Could anyone help me to understand these results? In particular, I have the following questions:

  1. Why is there a difference between the execution times measured directly in the code and the fit execution time displayed in the Dask dashboard? Am I measuring something wrong?

  2. Am I generating multiple fit tasks in this code? If so, how multiple tasks are processed in a GPU for case 2? I have 2 hypotheses: A) cuML uses concurrent CUDA streams to process task's kernels in parallel ; or B) The kernels of each task are being appended to the default CUDA stream and being processed sequentially in the GPU. Since case 2 is slower than case 1, it looks like hypothesis B) is the most likely to be occurring.
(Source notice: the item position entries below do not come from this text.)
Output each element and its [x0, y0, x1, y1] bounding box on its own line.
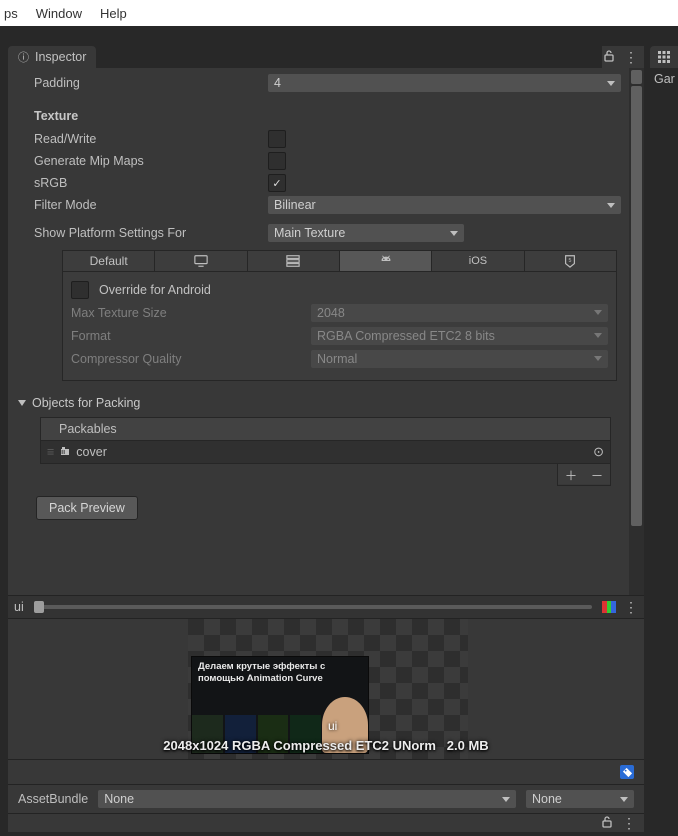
right-panel-label[interactable]: Gar: [650, 68, 678, 90]
platform-label: Show Platform Settings For: [34, 226, 268, 240]
override-checkbox[interactable]: [71, 281, 89, 299]
mipmaps-checkbox[interactable]: [268, 152, 286, 170]
preview-info: 2048x1024 RGBA Compressed ETC2 UNorm 2.0…: [8, 738, 644, 753]
chevron-down-icon: [594, 356, 602, 361]
lock-icon[interactable]: [602, 49, 616, 66]
add-button[interactable]: ＋: [558, 464, 584, 484]
srgb-row: sRGB: [8, 172, 629, 194]
packing-foldout[interactable]: Objects for Packing: [8, 391, 629, 415]
texture-heading: Texture: [8, 104, 629, 128]
readwrite-label: Read/Write: [34, 132, 268, 146]
preview-area: ui ⋮ Делаем крутые эффекты с помощью Ani…: [8, 595, 644, 832]
right-panel-tab: Gar: [650, 46, 678, 90]
chevron-down-icon: [607, 81, 615, 86]
tab-inspector[interactable]: ⓘ Inspector: [8, 46, 96, 68]
quality-label: Compressor Quality: [71, 352, 301, 366]
scrollbar-thumb[interactable]: [631, 86, 642, 526]
filtermode-dropdown[interactable]: Bilinear: [268, 196, 621, 214]
svg-text:5: 5: [569, 258, 572, 264]
inspector-fields: Padding 4 Texture Read/Write Generate Mi…: [8, 68, 629, 595]
padding-label: Padding: [34, 76, 268, 90]
readwrite-row: Read/Write: [8, 128, 629, 150]
menu-item[interactable]: Help: [100, 6, 127, 21]
filtermode-row: Filter Mode Bilinear: [8, 194, 629, 216]
chevron-down-icon: [594, 310, 602, 315]
override-label: Override for Android: [99, 283, 211, 297]
tab-label: Inspector: [35, 50, 86, 64]
chevron-down-icon: [594, 333, 602, 338]
preview-name: ui: [14, 600, 24, 614]
scrollbar[interactable]: [629, 68, 644, 595]
preview-canvas[interactable]: Делаем крутые эффекты с помощью Animatio…: [8, 619, 644, 759]
padding-row: Padding 4: [8, 72, 629, 94]
lock-icon[interactable]: [600, 815, 614, 832]
assetbundle-dropdown[interactable]: None: [98, 790, 516, 808]
platform-tab-server[interactable]: [248, 250, 340, 272]
platform-tab-android[interactable]: [340, 250, 432, 272]
maxsize-label: Max Texture Size: [71, 306, 301, 320]
override-row: Override for Android: [71, 278, 608, 301]
platform-tab-default[interactable]: Default: [62, 250, 155, 272]
quality-dropdown[interactable]: Normal: [311, 350, 608, 368]
app-area: Gar ⓘ Inspector ⋮ Padding 4: [0, 26, 678, 836]
object-picker-icon[interactable]: ⊙: [593, 444, 604, 460]
platform-tab-webgl[interactable]: 5: [525, 250, 617, 272]
maxsize-dropdown[interactable]: 2048: [311, 304, 608, 322]
chevron-down-icon: [607, 203, 615, 208]
platform-row: Show Platform Settings For Main Texture: [8, 222, 629, 244]
remove-button[interactable]: －: [584, 464, 610, 484]
platform-tab-standalone[interactable]: [155, 250, 247, 272]
preview-toolbar: ui ⋮: [8, 595, 644, 619]
status-bar: ⋮: [8, 813, 644, 832]
preview-zoom-slider[interactable]: [34, 605, 592, 609]
menu-item[interactable]: ps: [4, 6, 18, 21]
chevron-down-icon: [18, 400, 26, 406]
packables-header: Packables: [40, 417, 611, 441]
packable-item[interactable]: ≡ cover ⊙: [40, 441, 611, 464]
filtermode-label: Filter Mode: [34, 198, 268, 212]
tab-bar: ⓘ Inspector ⋮: [8, 46, 644, 68]
format-label: Format: [71, 329, 301, 343]
chevron-down-icon: [502, 797, 510, 802]
drag-handle-icon[interactable]: ≡: [47, 445, 52, 459]
info-icon: ⓘ: [18, 49, 29, 65]
assetbundle-row: AssetBundle None None: [8, 784, 644, 813]
grid-icon[interactable]: [650, 46, 678, 68]
mipmaps-label: Generate Mip Maps: [34, 154, 268, 168]
format-dropdown[interactable]: RGBA Compressed ETC2 8 bits: [311, 327, 608, 345]
chevron-down-icon: [620, 797, 628, 802]
pack-preview-button[interactable]: Pack Preview: [36, 496, 138, 520]
platform-settings: Default iOS 5: [62, 250, 617, 381]
scroll-up-icon[interactable]: [631, 70, 642, 84]
menu-item[interactable]: Window: [36, 6, 82, 21]
platform-tab-ios[interactable]: iOS: [432, 250, 524, 272]
kebab-icon[interactable]: ⋮: [624, 49, 638, 66]
packable-name: cover: [76, 445, 107, 459]
srgb-label: sRGB: [34, 176, 268, 190]
kebab-icon[interactable]: ⋮: [624, 599, 638, 616]
padding-dropdown[interactable]: 4: [268, 74, 621, 92]
srgb-checkbox[interactable]: [268, 174, 286, 192]
preview-ui-tag: ui: [328, 719, 337, 733]
assetbundle-label: AssetBundle: [18, 792, 88, 806]
chevron-down-icon: [450, 231, 458, 236]
menubar: ps Window Help: [0, 0, 678, 26]
asset-label-icon[interactable]: [620, 765, 634, 779]
assetbundle-variant-dropdown[interactable]: None: [526, 790, 634, 808]
rgb-icon[interactable]: [602, 601, 616, 613]
mipmaps-row: Generate Mip Maps: [8, 150, 629, 172]
folder-icon: [58, 444, 72, 461]
readwrite-checkbox[interactable]: [268, 130, 286, 148]
platform-target-dropdown[interactable]: Main Texture: [268, 224, 464, 242]
inspector-panel: ⓘ Inspector ⋮ Padding 4 Te: [8, 46, 644, 832]
kebab-icon[interactable]: ⋮: [622, 815, 636, 832]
Note: I wanted to profile the code with nsys to see how kernels are being executed inside the GPU, but I'm using Ubuntu WSL and apparently there is not support yet for collecting kernel data in such a setup, according to this discussion.


My setup: A laptop with one MX450 GPU and 8 CPU cores Ubuntu 22.04 (WSL) CUDA 11.8 CUDA driver version 565.90 RAPIDS for CUDA 11 (cuml-cu11 24.10.0, dask-cudf-cu11 24.10.1) dask-cuda 24.10.0 dask 2024.9.0

divyegala commented 1 month ago

@mnlcarv for my understanding of your code and what you are trying to achieve, are you expecting cuML to use CPU threads for parallelism? We do not optimize CPU parallelism generally.

marcosnlc4 commented 1 month ago

@divyegala thanks for your reply. Yes, but my goal was to run multiple concurrent tasks on a single GPU. However it seems that cuML uses NCCL to manage inter-GPU communication and NCCL currently supports only one process per GPU. Hence, it's only possible to run one task per GPU, no matter how I partition the dataset into multiple chunks (assuming that each chunk will be assigned to a task).

divyegala commented 1 month ago

@marcosnlc4 yes, that is indeed the case at the moment. Have you looked into Multi-instance GPU? Perhaps that might be what you are looking for at the moment. I'll close this issue for now.